I have argued repeatedly, that Draghi is desperate to get pregnant. He wants to start OMT NOW!!!! He knows he stretched the mandate. He knew some countries (Finland) and some National Central Banks (Bundesbank) would be opposed from the start. He knows that in each and every country within Europe there is growing disagreement over the direction that the EU and ECB have been going. He knows that while the ESM was only be challenged in the German courts, there is risk of other challenges.
He wanted to launch a program, buy bonds, “get pregnant” so that he could continue to grow the balance sheet to the point that the dissenters would get more scared of losses from existing positions than of growing the positions. That has been a key element of all European policies. They have been “slippery slope” policies, where once they started on small or even temporary policies, the fear of being exposed as having been wrong, has lead them to expand their policies.
Draghi needs that on OMT. Every day that goes by, increases the risk that the deal is challenged.

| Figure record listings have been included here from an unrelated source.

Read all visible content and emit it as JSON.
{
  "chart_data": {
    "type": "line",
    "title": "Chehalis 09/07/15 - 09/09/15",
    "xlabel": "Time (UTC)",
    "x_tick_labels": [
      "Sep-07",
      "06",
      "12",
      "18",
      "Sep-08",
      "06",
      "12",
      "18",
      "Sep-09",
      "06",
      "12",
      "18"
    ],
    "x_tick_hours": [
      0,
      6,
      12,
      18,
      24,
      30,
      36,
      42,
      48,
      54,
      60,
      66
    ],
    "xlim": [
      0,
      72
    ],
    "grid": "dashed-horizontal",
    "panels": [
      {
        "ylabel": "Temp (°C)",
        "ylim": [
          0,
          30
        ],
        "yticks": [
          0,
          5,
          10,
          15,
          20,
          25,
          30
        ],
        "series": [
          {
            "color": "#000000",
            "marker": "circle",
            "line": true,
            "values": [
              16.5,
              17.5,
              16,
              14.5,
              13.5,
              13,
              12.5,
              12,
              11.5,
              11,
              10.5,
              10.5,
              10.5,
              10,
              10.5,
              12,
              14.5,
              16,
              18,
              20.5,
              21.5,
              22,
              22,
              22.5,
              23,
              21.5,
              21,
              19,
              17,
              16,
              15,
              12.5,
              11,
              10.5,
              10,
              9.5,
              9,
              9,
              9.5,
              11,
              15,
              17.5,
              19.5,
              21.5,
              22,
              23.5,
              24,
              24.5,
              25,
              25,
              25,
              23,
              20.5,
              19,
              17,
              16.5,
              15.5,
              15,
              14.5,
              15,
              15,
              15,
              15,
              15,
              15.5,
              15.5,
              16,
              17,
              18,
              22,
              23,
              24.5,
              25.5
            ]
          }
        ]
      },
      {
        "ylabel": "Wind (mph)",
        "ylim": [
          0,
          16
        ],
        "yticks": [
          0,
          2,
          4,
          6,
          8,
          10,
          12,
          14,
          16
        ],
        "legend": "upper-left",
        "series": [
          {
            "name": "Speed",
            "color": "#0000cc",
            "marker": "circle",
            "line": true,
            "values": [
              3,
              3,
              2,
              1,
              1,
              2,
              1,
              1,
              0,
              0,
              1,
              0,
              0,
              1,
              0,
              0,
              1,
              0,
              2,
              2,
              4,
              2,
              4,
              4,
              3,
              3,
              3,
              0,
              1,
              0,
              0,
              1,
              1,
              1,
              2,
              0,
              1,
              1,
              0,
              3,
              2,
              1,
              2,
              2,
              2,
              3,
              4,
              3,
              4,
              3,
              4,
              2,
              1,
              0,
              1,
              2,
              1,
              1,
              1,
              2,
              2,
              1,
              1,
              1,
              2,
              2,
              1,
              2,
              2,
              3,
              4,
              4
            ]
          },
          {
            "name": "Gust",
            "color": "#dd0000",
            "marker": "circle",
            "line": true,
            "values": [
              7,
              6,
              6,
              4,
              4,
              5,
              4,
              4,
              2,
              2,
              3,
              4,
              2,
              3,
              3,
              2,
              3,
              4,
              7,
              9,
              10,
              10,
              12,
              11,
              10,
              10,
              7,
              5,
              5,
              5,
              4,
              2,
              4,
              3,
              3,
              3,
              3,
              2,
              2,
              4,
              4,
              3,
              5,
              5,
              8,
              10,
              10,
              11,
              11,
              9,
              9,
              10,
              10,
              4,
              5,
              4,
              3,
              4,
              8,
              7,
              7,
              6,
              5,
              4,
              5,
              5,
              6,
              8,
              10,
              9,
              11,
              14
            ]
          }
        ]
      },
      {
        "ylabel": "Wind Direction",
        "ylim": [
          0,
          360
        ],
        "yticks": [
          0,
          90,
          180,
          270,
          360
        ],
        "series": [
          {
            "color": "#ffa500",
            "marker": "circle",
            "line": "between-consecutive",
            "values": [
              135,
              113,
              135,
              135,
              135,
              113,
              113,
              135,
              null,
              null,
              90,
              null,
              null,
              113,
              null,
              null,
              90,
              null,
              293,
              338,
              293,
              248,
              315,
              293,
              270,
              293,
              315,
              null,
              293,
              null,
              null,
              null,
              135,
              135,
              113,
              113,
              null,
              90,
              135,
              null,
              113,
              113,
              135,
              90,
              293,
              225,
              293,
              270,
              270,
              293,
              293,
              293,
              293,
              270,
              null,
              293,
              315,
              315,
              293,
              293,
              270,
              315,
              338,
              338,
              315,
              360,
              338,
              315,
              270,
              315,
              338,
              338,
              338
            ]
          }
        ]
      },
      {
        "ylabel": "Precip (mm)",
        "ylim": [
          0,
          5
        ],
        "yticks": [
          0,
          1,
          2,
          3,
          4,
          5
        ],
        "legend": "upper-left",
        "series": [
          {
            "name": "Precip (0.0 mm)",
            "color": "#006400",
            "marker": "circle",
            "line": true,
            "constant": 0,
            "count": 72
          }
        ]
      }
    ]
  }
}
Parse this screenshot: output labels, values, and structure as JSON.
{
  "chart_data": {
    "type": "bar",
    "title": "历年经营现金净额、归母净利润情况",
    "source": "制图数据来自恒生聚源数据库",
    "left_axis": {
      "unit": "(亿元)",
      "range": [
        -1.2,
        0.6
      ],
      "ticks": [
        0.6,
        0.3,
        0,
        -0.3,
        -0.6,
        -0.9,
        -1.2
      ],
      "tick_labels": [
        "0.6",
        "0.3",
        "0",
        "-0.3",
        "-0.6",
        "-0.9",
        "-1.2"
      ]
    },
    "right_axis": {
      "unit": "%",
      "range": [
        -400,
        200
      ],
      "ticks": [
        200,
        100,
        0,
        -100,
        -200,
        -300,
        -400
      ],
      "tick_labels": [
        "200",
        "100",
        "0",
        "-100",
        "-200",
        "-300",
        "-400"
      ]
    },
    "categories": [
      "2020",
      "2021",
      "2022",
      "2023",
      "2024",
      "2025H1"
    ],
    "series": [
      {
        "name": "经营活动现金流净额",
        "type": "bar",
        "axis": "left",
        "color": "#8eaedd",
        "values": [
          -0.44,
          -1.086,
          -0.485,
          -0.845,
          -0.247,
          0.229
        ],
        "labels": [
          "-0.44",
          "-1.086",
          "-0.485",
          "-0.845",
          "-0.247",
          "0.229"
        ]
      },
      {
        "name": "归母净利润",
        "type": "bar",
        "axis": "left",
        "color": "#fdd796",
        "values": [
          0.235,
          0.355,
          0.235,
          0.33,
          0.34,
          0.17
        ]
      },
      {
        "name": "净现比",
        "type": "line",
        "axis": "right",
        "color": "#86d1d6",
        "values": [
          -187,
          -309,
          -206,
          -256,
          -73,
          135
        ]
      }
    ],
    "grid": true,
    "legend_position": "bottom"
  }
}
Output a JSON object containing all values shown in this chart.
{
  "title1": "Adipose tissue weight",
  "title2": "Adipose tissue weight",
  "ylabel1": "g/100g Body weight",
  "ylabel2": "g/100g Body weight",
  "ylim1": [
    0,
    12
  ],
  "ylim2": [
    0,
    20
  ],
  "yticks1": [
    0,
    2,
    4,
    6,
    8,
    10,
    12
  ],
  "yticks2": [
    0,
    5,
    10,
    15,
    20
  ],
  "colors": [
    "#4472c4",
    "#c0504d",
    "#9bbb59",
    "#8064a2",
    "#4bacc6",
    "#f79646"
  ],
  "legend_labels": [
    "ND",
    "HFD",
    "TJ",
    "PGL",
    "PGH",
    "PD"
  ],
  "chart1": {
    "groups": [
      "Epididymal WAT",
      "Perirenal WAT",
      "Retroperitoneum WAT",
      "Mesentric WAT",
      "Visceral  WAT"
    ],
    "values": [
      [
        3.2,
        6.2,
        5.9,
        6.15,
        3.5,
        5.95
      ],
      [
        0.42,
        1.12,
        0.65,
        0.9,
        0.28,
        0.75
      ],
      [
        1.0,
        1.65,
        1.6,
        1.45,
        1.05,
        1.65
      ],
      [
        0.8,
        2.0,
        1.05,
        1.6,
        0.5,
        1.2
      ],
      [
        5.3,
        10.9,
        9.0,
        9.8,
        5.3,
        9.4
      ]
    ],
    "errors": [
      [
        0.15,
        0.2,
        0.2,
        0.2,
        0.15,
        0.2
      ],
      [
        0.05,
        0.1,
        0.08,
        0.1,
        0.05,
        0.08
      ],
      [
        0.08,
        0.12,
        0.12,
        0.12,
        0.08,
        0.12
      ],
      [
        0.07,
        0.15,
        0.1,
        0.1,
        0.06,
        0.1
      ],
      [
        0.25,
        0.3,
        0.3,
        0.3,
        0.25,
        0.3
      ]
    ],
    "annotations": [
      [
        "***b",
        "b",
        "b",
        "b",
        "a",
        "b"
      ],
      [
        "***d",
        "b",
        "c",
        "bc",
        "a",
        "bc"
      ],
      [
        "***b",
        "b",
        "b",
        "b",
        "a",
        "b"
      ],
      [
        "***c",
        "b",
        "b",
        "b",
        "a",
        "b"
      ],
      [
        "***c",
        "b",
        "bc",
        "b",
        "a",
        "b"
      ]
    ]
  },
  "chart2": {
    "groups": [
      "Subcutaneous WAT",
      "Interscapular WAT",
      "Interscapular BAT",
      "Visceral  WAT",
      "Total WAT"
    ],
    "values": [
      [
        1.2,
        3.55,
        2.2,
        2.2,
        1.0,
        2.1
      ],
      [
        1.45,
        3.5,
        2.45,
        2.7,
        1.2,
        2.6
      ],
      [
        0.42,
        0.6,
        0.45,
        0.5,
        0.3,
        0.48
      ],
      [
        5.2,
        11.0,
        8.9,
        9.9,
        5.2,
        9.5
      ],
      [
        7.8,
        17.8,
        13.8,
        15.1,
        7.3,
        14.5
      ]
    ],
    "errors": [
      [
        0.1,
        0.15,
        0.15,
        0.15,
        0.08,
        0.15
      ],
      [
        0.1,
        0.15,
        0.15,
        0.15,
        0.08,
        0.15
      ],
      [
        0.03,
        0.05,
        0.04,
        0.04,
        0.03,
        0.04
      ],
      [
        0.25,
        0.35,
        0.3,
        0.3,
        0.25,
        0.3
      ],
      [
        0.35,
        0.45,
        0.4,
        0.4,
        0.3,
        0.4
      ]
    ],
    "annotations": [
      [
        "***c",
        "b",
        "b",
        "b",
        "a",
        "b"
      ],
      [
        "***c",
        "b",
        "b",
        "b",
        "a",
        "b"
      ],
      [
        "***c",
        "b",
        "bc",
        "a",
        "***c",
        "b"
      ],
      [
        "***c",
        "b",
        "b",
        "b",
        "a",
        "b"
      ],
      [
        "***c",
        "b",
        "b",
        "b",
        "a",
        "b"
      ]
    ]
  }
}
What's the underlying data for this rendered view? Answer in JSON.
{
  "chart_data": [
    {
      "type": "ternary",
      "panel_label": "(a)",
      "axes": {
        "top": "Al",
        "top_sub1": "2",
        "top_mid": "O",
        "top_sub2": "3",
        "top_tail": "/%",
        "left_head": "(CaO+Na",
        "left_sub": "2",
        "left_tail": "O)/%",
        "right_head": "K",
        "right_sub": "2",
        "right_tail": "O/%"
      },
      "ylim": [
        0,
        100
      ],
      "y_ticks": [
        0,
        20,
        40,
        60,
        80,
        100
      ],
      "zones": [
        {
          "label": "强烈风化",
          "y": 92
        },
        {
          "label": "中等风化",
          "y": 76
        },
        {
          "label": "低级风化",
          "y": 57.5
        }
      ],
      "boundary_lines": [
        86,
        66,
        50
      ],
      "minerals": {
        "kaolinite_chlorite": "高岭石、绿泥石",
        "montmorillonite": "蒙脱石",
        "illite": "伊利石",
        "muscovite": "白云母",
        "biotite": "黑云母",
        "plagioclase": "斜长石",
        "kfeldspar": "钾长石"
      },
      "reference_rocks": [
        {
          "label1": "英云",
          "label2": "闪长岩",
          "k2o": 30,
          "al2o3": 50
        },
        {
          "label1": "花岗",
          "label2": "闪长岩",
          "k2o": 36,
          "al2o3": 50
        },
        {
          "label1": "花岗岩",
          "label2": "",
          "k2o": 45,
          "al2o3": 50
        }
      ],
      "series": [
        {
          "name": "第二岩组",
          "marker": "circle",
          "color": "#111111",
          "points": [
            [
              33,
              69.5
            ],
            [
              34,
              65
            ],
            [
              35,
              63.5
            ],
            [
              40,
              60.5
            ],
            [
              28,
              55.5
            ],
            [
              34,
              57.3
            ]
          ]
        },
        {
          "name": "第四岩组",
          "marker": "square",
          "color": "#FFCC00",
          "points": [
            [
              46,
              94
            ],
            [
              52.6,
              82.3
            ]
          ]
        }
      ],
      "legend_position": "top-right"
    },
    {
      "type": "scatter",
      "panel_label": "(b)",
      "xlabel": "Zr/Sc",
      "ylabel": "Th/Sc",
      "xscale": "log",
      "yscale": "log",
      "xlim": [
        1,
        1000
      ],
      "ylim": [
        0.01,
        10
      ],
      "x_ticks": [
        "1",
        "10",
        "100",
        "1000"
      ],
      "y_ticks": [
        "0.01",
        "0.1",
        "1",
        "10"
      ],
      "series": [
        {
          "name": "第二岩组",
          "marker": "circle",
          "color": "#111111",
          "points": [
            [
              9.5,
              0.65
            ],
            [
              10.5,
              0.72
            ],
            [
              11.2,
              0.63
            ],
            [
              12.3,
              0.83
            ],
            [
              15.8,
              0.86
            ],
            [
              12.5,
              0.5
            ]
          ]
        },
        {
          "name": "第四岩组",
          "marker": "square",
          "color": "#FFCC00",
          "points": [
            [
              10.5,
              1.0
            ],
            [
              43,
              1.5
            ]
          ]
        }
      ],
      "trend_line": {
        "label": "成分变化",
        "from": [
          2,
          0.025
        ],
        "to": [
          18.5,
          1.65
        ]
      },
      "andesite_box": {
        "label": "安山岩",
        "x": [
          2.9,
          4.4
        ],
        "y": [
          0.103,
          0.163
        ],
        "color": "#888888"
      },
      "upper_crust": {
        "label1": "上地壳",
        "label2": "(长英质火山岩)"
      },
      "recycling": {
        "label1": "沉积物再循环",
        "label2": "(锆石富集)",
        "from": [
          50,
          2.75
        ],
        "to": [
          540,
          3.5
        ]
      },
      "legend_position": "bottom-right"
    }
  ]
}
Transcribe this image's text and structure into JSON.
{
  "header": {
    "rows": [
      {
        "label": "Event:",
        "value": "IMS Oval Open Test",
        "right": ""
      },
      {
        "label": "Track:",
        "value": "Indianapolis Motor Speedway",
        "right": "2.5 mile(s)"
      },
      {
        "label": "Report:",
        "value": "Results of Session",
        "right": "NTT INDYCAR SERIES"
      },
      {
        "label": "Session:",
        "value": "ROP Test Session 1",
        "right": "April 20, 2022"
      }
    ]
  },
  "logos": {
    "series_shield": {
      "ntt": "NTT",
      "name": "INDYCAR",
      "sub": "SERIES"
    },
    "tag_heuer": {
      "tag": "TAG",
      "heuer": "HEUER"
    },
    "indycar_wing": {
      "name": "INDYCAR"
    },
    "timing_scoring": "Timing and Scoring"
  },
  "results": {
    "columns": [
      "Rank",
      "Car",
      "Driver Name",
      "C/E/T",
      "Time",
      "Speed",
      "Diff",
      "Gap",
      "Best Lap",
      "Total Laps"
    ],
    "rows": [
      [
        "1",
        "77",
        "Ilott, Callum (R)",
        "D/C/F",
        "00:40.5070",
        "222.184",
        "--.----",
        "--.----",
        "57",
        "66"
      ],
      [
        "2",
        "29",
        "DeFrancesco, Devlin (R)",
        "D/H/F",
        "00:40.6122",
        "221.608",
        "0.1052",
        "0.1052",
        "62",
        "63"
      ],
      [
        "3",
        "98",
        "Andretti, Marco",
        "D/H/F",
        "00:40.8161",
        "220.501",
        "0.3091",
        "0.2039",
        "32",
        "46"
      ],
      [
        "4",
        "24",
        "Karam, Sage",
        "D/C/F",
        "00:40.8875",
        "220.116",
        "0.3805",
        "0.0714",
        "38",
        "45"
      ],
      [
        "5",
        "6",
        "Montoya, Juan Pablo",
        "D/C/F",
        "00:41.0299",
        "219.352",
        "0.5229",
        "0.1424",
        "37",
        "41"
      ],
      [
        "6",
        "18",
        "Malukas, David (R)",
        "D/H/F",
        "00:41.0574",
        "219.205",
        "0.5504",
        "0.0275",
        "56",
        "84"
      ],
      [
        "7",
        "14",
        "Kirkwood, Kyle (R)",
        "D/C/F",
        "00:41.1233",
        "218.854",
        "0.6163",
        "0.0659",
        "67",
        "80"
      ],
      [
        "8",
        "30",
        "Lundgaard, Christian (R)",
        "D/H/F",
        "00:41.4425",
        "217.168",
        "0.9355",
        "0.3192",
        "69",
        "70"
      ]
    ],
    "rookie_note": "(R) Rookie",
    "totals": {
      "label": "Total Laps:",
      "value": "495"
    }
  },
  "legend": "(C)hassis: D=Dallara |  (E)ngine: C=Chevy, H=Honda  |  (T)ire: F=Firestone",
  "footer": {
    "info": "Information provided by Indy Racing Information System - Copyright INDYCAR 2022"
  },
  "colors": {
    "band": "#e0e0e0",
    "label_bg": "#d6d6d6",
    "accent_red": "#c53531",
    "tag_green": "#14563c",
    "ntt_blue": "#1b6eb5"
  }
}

I also strongly believe that the IMF could have made the terms of OMT relatively favorable for Spain and Italy. They could have gone along the lines of the “Fiscal Compact” which both countries have already agreed to. That would have caused some screams in German and even Greece, but they probably could have pushed it through in the confusion.
But now opposition has had time to organize. If the ECB’s plan is really within its mandate (and growing risk of investigations into that), then the other way to stop it, is to make terms harsh, with regular check-ups.
The ability to sneak through an agreement with few obligations on the part of Spain or Italy, and relatively few ongoing checks and balances is diminishing. There will now be strong opposition to this, and that opposition has recovered from the initial shock when they could possibly have been railroaded.
Finally, Mme Lagarde’s latest attempt to become involved in the money throwing party is unlikely to give anyone, including the U.S., a sense that she is performing her duties in an unbiased way. She is rapidly losing trust, as more people see her going out of her way to support her beloved Europe without representing her constituents (U.S., China, Japan, etc.). She seems left out as not being in the top 5 most important people in the world (along with fellow unelected bankers Ben and Mario).
So there is growing distrust of the IMF, at least outside of Europe, and even within Europe, reports that some countries are unhappy with their policies and monitoring in existing recipient countries.
On the other side, you have Rajoy. Enough said. If you are a bear, he is your best friend.
So something may get cobbled together, but I think the opportunity for a less onerous plan is long gone. We will now see something with conditions that the market doesn’t believe will be met, coupled with regular check-ups that would terminate the plan when those conditions aren’t met. More muddling along, which neither the market, nor the economy will react positively to.